Central nervous system (CNS) complications of OMI have been recognized in animals, although they are considered uncommon. 1–3 In people, the incidence of these complications has decreased with the wider availability of antibiotics; however, they are still associated with mortality rates ranging from 5 to 31%. 4–7 The case reported here made a full recovery. A variety of organisms have been isolated from the few feline cases of intracranial extension of OMI reported to date, including Pasteurella multocida, Escherichia coli, Enterococcus species, Staphylococcus aureus, Mycoplasma species, and Streptococcus canis. 1

Streptococcus equi subsp zooepidemicus is considered a commensal organism of the mucous membranes and skin of various animals, notably horses. 8–11 It frequently acts opportunistically in horses, causing respiratory infections, wound infections, endometritis, and abortion. 8,10 This bacterium is not regarded as a component of the commensal flora of neither dogs nor cats. 10,12 Over the last few years, SEZ has been reported as an emerging pathogen in dogs, associated with severe hemorrhagic pneumonia in shelter dogs. 9,13 Only recently, two reports have documented infections caused by SEZ in cats. 10,11 One report described an outbreak of respiratory disease in a cattery. 11 Four of the cats necropsied showed signs of pyogranulomatous meningoencephalitis. 11 The other report described two cases of rhinitis and meningitis caused by SEZ in two cats housed in separate shelters. 10 Neither of the two cats or their attendants had any known exposure to horses. 10 In our case, no exposure to horses or farm animals was identified upon questioning the owner. As there were no clinical signs or history of otitis externa, it is likely that the route of infection into the middle/inner ear was via the oral mucosa and/or the nasopharynx. Negative bacterial culture from the tympanic bulla is likely due to the 5 days of antimicrobial therapy given to the cat between the original CSF collection and the bulla osteotomy.

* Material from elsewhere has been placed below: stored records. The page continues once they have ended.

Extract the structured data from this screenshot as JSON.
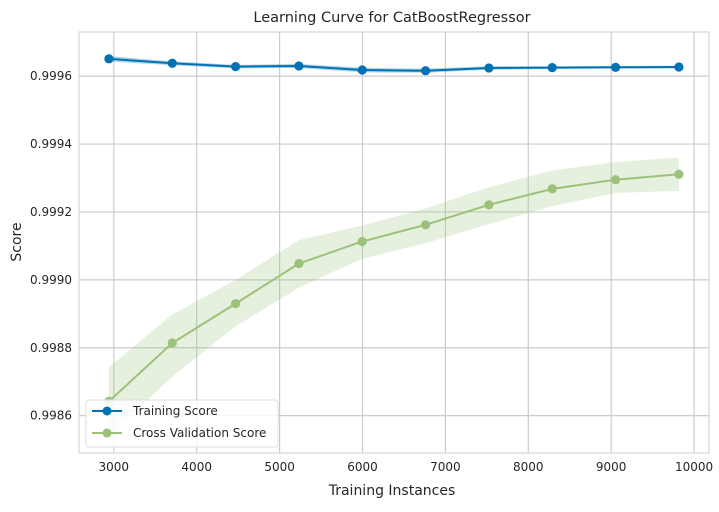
{
  "chart_data": {
    "type": "line",
    "title": "Learning Curve for CatBoostRegressor",
    "xlabel": "Training Instances",
    "ylabel": "Score",
    "xlim": [
      2580,
      10180
    ],
    "ylim": [
      0.99849,
      0.99973
    ],
    "xticks": [
      3000,
      4000,
      5000,
      6000,
      7000,
      8000,
      9000,
      10000
    ],
    "xtick_labels": [
      "3000",
      "4000",
      "5000",
      "6000",
      "7000",
      "8000",
      "9000",
      "10000"
    ],
    "yticks": [
      0.9986,
      0.9988,
      0.999,
      0.9992,
      0.9994,
      0.9996
    ],
    "ytick_labels": [
      "0.9986",
      "0.9988",
      "0.9990",
      "0.9992",
      "0.9994",
      "0.9996"
    ],
    "grid": true,
    "legend_position": "lower-left",
    "series": [
      {
        "name": "Training Score",
        "color": "#0072b2",
        "band_color": "#0072b2",
        "x": [
          2941,
          3705,
          4469,
          5233,
          5997,
          6761,
          7525,
          8289,
          9053,
          9817
        ],
        "values": [
          0.999651,
          0.999638,
          0.999628,
          0.99963,
          0.999618,
          0.999616,
          0.999624,
          0.999625,
          0.999626,
          0.999627
        ],
        "band_low": [
          0.999643,
          0.999632,
          0.999623,
          0.999624,
          0.999611,
          0.99961,
          0.999619,
          0.999621,
          0.999622,
          0.999623
        ],
        "band_high": [
          0.999659,
          0.999644,
          0.999633,
          0.999636,
          0.999625,
          0.999622,
          0.999629,
          0.999629,
          0.99963,
          0.999631
        ]
      },
      {
        "name": "Cross Validation Score",
        "color": "#9cc27a",
        "band_color": "#9cc27a",
        "x": [
          2941,
          3705,
          4469,
          5233,
          5997,
          6761,
          7525,
          8289,
          9053,
          9817
        ],
        "values": [
          0.998642,
          0.998814,
          0.99893,
          0.999048,
          0.999113,
          0.999162,
          0.999221,
          0.999268,
          0.999295,
          0.999311
        ],
        "band_low": [
          0.998538,
          0.998715,
          0.998863,
          0.998977,
          0.999062,
          0.999108,
          0.999164,
          0.999217,
          0.999256,
          0.999262
        ],
        "band_high": [
          0.998742,
          0.998898,
          0.999,
          0.999117,
          0.99916,
          0.99921,
          0.999273,
          0.999322,
          0.999347,
          0.99936
        ]
      }
    ]
  }
}
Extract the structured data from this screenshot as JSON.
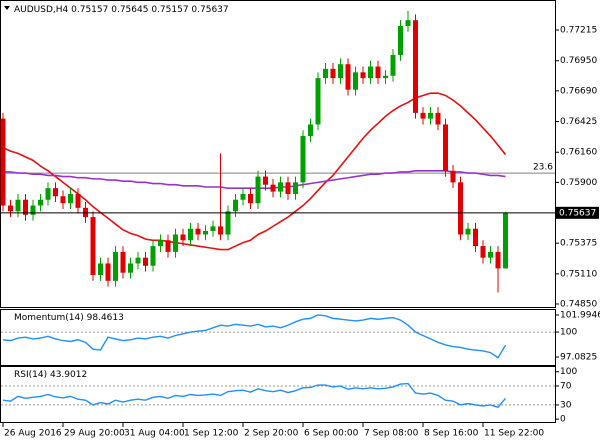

Infection with SEZ is a rare cause of meningitis in humans with only 22 cases reported so far. 14,15 The majority of these cases were caused by contact with animals (mostly horses) or ingestion of unpasteurized dairy products. The reported mortality rate was 24%. 14

In this case, antimicrobial therapy using TMS–SMZ was elected. This is a bactericidal drug that penetrates both normal and inflamed meninges and achieves therapeutic levels in the CSF. 16 Two doses of intravenous dexamethasone were also administered, starting with the first dose of antimicrobials. In spite of the controversy regarding the use of steroids in bacterial meningitis, 1,2,17 we elected to use it in our patient following the most current recommendations for treatment of acute bacterial meningitis in people. 17 A recent meta-analysis, which reviewed 24 randomized controlled trials of corticosteroids use for acute bacterial meningitis in people, revealed a lower rate of short-term neurologic sequelae and a trend toward lower mortality in the corticosteroid-treated group in adults in high-income countries. 17

To the authors’ knowledge, this is the first report of OMI and secondary meningoencephalitis caused by SEZ in a cat. Clinicians should be aware of the rare zoonotic disease potential of this agent, which seems to be an emerging pathogen in small animal companion species.